Disusun oleh:
Dewi Putri Febriyanti Sundayana NIM: 2001073
Larassati Biya NIM: 2001082
Wulandari Hamzah NIM:
DevaYanti Bakir NIM: 2001065
Alhamdulillah segala puji dan syukur atas kehadirat allah SWT atas segala rahmad ,
karunia dan ridonya ,sehingga penulis dapat menyelesaikan tugas makalah yang judul
“MENURUNKAN JUMLAH MIKROORGANISME KONTAMINAN DAN MENCEGAH
TRANSMISI“ . Tugas ini sebagai salah satu persyaratan untuk menyelesaikan tugas Program
Studi Ilmu Keperawatan STIKES Muhammadiyah Manado
Dalam penyusunan tugas makalah ini penulis menyadari adanya kekurangan dana
keterbatasan namun berkat bantuan , bimbingan , petunjuk dari semua pihak , akhirnya tugas
makalah ini dapat di selesaikan tepat waktu, Maka dengan kerendahan hati penulis
mengucapakan terima kasih kepada : ibu Sunarti Basso dan seluruh teman –teman kelas C
Keperawatan semester II Tahun 2021 dan Semua pihak yang tidak dapat di sebutkan satu persatu
yang telah membantu dan mensuport dalam menyelesaikan tugas makalah ini .
Penyusun
Kelompok V
DAFTAR ISI
BAB I PENDAHULUAN
BAB II PEMBAHASAN
DAFTAR PUSTAKA
BAB I
Pendahuluan
Dekontaminasi adalah tindakan yang dilakukan untuk mamastikan bahwa petugas kesehatan
dapat menangani secara aman benda-benda yang terkontaminasi darah atau cairan tubuh lainnya.
Cara memastikannya adalah segera melakukan dekontaminasi terhadap benda-benda tersebut
setelah terpapar/terkontaminasi darah atau cairan tubuh lainnya.
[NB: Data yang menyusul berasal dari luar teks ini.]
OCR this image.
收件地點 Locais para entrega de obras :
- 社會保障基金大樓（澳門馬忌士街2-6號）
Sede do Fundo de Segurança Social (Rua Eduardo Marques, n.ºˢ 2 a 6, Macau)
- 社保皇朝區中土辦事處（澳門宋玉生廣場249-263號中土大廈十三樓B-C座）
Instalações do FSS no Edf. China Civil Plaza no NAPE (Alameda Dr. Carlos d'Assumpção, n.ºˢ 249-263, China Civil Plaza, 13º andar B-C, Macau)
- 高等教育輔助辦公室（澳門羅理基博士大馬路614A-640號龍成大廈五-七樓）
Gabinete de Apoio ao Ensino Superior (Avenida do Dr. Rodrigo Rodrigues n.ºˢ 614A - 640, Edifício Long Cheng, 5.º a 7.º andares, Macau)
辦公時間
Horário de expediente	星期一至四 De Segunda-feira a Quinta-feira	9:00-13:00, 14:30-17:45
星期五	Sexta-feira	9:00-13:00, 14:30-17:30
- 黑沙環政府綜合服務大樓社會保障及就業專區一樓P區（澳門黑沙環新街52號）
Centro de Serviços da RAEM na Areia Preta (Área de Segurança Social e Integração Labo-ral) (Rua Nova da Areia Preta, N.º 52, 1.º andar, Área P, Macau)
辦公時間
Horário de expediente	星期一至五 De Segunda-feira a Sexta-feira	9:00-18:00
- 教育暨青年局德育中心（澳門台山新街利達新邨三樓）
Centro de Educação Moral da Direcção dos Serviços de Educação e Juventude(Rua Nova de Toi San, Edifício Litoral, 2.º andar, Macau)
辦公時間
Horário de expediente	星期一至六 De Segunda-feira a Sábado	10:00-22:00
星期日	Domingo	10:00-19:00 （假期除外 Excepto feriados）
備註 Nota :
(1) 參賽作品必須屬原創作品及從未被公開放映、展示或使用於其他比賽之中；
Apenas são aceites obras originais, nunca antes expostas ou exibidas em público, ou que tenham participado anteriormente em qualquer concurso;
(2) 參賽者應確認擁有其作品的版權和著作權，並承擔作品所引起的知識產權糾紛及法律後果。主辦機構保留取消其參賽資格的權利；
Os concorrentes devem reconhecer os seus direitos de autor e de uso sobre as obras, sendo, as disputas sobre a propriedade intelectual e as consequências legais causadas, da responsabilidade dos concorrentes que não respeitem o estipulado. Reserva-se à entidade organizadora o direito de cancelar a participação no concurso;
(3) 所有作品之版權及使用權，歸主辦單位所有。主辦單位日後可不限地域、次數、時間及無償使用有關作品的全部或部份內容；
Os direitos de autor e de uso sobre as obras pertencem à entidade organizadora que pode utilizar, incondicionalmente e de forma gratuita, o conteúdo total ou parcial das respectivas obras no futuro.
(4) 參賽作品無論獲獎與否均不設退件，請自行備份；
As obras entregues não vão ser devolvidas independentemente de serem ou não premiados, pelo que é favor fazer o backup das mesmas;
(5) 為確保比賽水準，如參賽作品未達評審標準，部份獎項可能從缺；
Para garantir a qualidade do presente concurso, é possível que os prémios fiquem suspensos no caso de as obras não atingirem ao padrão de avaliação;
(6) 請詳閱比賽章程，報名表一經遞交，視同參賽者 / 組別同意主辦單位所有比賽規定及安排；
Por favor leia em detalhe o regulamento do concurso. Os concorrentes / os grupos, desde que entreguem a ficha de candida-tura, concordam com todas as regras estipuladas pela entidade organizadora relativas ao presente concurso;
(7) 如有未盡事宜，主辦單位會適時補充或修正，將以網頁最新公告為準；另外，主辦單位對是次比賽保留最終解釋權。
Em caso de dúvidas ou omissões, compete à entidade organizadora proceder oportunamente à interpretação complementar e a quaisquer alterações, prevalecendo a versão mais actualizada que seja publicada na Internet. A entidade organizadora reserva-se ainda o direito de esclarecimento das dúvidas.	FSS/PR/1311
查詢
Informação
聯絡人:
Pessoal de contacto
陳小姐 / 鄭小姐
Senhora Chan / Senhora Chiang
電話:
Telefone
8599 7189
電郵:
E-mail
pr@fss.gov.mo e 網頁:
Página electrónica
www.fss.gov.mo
Yang bertujuan untuk
mengurangi kemungkinan terjadinya infeksi yang dikaibatkn oleh mikroorganisme penyebab
luka infeksi berat dan mencegah penyebaran penyakit-penyakit yang mengancam jiwa.
1.3 tujuan
1. untuk memahami cara pengontrolan infeksi
2. untuk memahami menurunkan mikroorganisme
3. untuk memahami kontaminasi
4. untuk memahami infeksi nasokomial
5. untuk memahami pencegahan penularan infeksi
BAB II
Pembahasan
Bila pengendalian infeksi tidak terlaksana dengan baik kemungkinan makin besar
kejadian infeksi dan risiko penyebaran melalui fasilitas kesehatan juga meningkat. Maka semua
alat yang terkontaminasi seperti jarum, alat suntik dan perlengkapan lain dari pasien harus
senantiasa ditangani sebagai benda terinfeksi. Pengendalian infeksi dapat mengandalkan daerah
barier antara penjamu dan mikroorganisme yang tujuannya memutus rantai penyebaran pada
beberapa tempat, misalnya melalui proses fisik, mekanik atau kimia dalam mencegah
penyebaran infeksi dari penderita satu ke penderita yang lain.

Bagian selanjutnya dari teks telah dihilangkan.